しかし、長期金利の低下余地が限られることから、金融緩和は昨年ほどの景気刺激効果を発揮できない可能性が高いように思われる。それに加えて、政策金利がいずれゼロに近付き、FRBの金融政策もいよいよ打つ手がなくなる、との観測が市場に浮上すれば、株価は下支えを失い底割れ状態に陥る可能性もあるだろう。またその際には、かなりの円高ドル安の進行を覚悟する必要があるのではないか。

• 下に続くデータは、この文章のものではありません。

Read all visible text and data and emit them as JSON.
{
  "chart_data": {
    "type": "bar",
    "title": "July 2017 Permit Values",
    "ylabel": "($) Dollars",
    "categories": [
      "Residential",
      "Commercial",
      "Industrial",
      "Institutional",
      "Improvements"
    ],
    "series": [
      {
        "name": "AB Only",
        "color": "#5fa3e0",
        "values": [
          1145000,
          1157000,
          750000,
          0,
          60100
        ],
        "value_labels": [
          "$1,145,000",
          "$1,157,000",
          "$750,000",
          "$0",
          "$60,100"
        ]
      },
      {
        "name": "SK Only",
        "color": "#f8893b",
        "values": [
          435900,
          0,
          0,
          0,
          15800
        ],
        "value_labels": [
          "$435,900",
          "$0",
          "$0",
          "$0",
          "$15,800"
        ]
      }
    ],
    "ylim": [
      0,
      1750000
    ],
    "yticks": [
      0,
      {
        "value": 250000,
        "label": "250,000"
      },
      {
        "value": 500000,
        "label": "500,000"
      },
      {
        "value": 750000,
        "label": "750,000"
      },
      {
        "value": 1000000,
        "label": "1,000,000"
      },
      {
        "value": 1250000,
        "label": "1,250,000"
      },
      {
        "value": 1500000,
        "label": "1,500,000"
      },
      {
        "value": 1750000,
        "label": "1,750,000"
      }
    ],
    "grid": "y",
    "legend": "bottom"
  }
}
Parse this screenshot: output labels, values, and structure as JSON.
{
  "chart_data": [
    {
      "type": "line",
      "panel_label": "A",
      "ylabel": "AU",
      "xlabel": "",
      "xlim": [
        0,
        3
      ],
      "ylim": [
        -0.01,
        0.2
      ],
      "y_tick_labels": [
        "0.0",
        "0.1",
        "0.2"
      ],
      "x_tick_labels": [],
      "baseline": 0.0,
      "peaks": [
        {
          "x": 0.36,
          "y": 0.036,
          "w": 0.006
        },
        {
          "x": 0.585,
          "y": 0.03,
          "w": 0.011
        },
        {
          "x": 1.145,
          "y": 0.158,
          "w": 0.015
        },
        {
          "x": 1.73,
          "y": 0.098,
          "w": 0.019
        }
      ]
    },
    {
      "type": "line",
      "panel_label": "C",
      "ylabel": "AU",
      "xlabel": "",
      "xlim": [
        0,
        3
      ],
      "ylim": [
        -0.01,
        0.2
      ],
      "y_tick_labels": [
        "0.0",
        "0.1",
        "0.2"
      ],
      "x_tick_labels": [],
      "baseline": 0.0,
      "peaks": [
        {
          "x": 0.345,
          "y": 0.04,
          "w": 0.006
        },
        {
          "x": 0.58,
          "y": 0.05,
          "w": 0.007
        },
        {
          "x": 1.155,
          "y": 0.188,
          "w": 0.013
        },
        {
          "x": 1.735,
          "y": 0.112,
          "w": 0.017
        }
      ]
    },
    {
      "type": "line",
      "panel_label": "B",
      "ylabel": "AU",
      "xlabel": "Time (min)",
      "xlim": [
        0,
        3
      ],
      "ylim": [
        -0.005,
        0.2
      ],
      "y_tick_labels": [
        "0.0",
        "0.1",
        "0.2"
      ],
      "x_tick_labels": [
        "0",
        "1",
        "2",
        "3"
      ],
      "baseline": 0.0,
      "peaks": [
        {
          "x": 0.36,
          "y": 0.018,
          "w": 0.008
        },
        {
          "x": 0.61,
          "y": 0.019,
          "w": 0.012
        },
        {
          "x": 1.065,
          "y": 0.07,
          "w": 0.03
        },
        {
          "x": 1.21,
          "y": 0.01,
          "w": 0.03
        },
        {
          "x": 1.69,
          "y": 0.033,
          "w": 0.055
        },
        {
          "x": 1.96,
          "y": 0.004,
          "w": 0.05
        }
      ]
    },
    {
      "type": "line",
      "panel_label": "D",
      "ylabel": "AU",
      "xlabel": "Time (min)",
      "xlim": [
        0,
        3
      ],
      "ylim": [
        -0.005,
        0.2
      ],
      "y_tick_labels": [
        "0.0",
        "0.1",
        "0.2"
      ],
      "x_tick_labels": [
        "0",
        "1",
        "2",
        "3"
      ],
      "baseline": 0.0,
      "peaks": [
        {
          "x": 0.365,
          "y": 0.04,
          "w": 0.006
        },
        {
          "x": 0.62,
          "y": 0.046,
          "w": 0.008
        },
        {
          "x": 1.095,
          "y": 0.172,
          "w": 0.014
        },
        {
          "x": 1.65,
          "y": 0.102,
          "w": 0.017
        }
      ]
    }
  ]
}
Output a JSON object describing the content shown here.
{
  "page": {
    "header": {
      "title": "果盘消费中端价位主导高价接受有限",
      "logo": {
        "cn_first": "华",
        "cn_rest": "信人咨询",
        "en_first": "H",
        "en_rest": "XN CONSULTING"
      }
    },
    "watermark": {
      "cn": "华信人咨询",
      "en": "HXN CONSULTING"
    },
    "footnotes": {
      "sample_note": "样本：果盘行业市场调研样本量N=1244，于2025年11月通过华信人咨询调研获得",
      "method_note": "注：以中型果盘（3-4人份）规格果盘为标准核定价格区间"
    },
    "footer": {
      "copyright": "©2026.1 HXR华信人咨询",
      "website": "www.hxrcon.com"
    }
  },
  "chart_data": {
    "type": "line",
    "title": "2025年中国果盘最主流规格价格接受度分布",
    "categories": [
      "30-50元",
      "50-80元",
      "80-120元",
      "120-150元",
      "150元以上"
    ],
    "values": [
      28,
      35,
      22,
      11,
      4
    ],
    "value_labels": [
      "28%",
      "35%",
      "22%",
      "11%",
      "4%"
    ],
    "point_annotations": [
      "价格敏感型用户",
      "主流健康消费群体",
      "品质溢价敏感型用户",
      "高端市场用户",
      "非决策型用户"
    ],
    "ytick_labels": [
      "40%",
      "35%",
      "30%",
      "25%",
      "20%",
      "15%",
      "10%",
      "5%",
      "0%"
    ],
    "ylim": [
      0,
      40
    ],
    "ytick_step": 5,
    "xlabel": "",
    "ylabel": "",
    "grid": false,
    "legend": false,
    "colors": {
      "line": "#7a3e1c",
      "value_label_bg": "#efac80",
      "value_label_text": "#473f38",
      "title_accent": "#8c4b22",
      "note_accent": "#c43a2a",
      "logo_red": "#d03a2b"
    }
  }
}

FRBの追加緩和期待の高まりとともに円高ドル安が進行している事態は、FRBの金融緩和が、その「神通力」を失ってしまう状況である可能性を示唆しており、注視しておきたい。
日本では円高・株安のリスクが続く
仮に、この先FRBが政策金利の引下げに踏み切るとしても、日本銀行や欧州中央銀行(ECB)が、それに即座に追随することはないだろう。共に緩和余地はFRBと比べて極度に限られ、緩和手段を温存する必要がある。
しかし、上記のようにFRBの金融緩和がその神通力を失ってしまえば、円高ドル安がかなり進行するだろう。1ドル100円が視野に入る急速な円高となる場合、あるいはその水準を超える場合には、日本銀行も政策金利の引下げの実施を余儀なくされるのではないか。ただし、それを通じて円高進行に歯止めをかけることは難しいだろう。
28日の米国株式市場は、FRBの緊急声明を受けて引け際にかけて値を戻した。しかし、為替市場では、一時、昨年10月以来約4か月半ぶりの水準である1ドル107円台半ばまで円高が進んでいる。さらに29日に発表された中国の2月製造業PMIが予想以上の悪化となった。
こうした点を踏まえると、FRBのいわば助けも空しく、日本での株式市場の顕著な調整地合いは、今週初も続きそうだ。